Temple Beth El of Hammonton & Haddonfield

Parashat Va’etchanan
Deut. 3:23-7:11

During these summer months, many of us slow down and lean towards nature; the ocean, the mountains, time spent outdoors. Time itself seems to slow down and we embrace the easy flow of summer, connecting with the rhythmic pulse of the earth and nature. The Kabbalists teach that the Jewish festivals and sacred seasons throughout the year, intimately connected to the lunar and solar cycles, have an underlying energetic flow that open pathways towards divine connection. When we attune ourselves to these energies, when we slow down and pay attention, these sacred times provide opportunities for self-awareness and transformation.

While still deep in the heat of summer, our calendar cycle is aligned with the subtle organic shifts occurring as we move towards fall. The minor festivals of Tisha B’Av and Tu B’Av, both observed this week in the Jewish world, seem to have powerful energies that provide us with opportunities for personal and communal growth. Tisha B’Av, observed this past Saturday night and Sunday, is a day commemorating the historical tragedies that have befallen the Jews through history on the 9th of Av. For some, it is not only an opportunity to remember our losses of the distant past, most particularly the destruction of the first and second Temples in Jerusalem, but it is also a day to acknowledge our present brokenness. We feel the pain from the senseless violence and tragedies in our world today, seemingly more intense than ever in these past few months. Judaism has never shied away from reality and the need to feel and share our loss and pain in order to heal and move forward.
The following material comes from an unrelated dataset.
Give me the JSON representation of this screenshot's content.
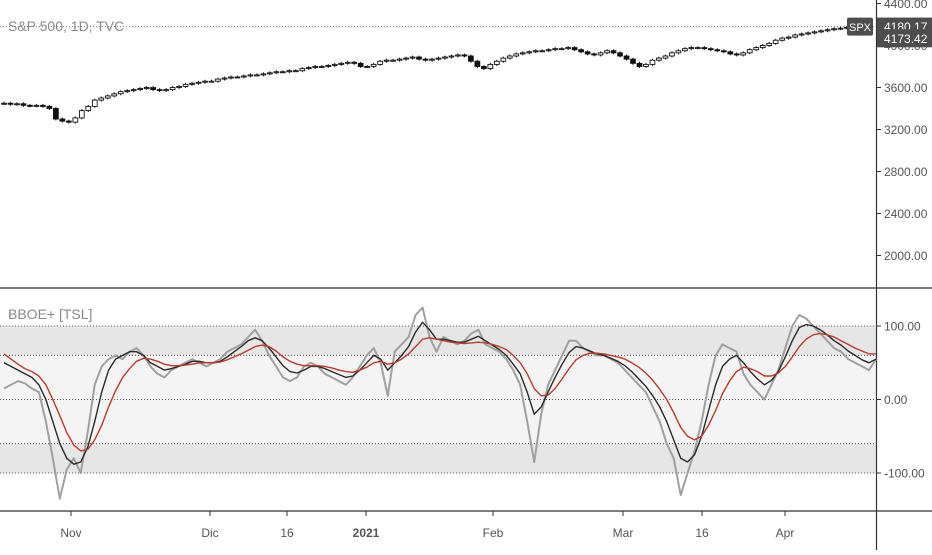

Just as we get up from Shiva and re-integrate into life, our holiday cycle moves us out of grief into Tu B’Av. Under a bright full moon, this day is a time focused on love and joy and future possibilities. There seems to be no greater need in our modern world than to heal and move from the heat of anger and hostility towards others and embrace the energies of love and unity. While knowing this transition is not easy, our tradition offers comfort as we enter this week’s special Shabbat, Shabbat Nachamu, the Sabbath of comfort. Seven Shabbatot, seven haftorahs of consolation, guide us as we open up and prepare for the spiritual work of the High Holy Days.

When we see the Jewish festivals as part of a whole, we can be even more enriched by the cycle and stories of our sacred texts. We entered the final book of Torah this past Shabbat and join with the Israelites as they complete their journey outside the land of Canaan. In this week’s Torah portion, Va’etchanan, we hear Moses’ final plea to God to let him enter the Promised Land. One can only imagine his heart sickness as his plea is denied with the final “Rav Lach— Enough!” Once a man of few words and a sometimes-volatile temper, we can see the transformation in Moses as he accepts his loss and shifts towards the future.

As the cycle of his life nears its end, Moshe reminds us of our people’s journey from Miztrayim to freedom, as well as our own. He reminds us of our covenant with the Divine, re-iterating the Ten Commandments and the path we have committed to walk. He speaks and calls us to pay attention, “Shema Yisrael,” to love with all our heart and soul and to remember that the Holy One of Blessing is forever present in our challenges and our sacred journeys.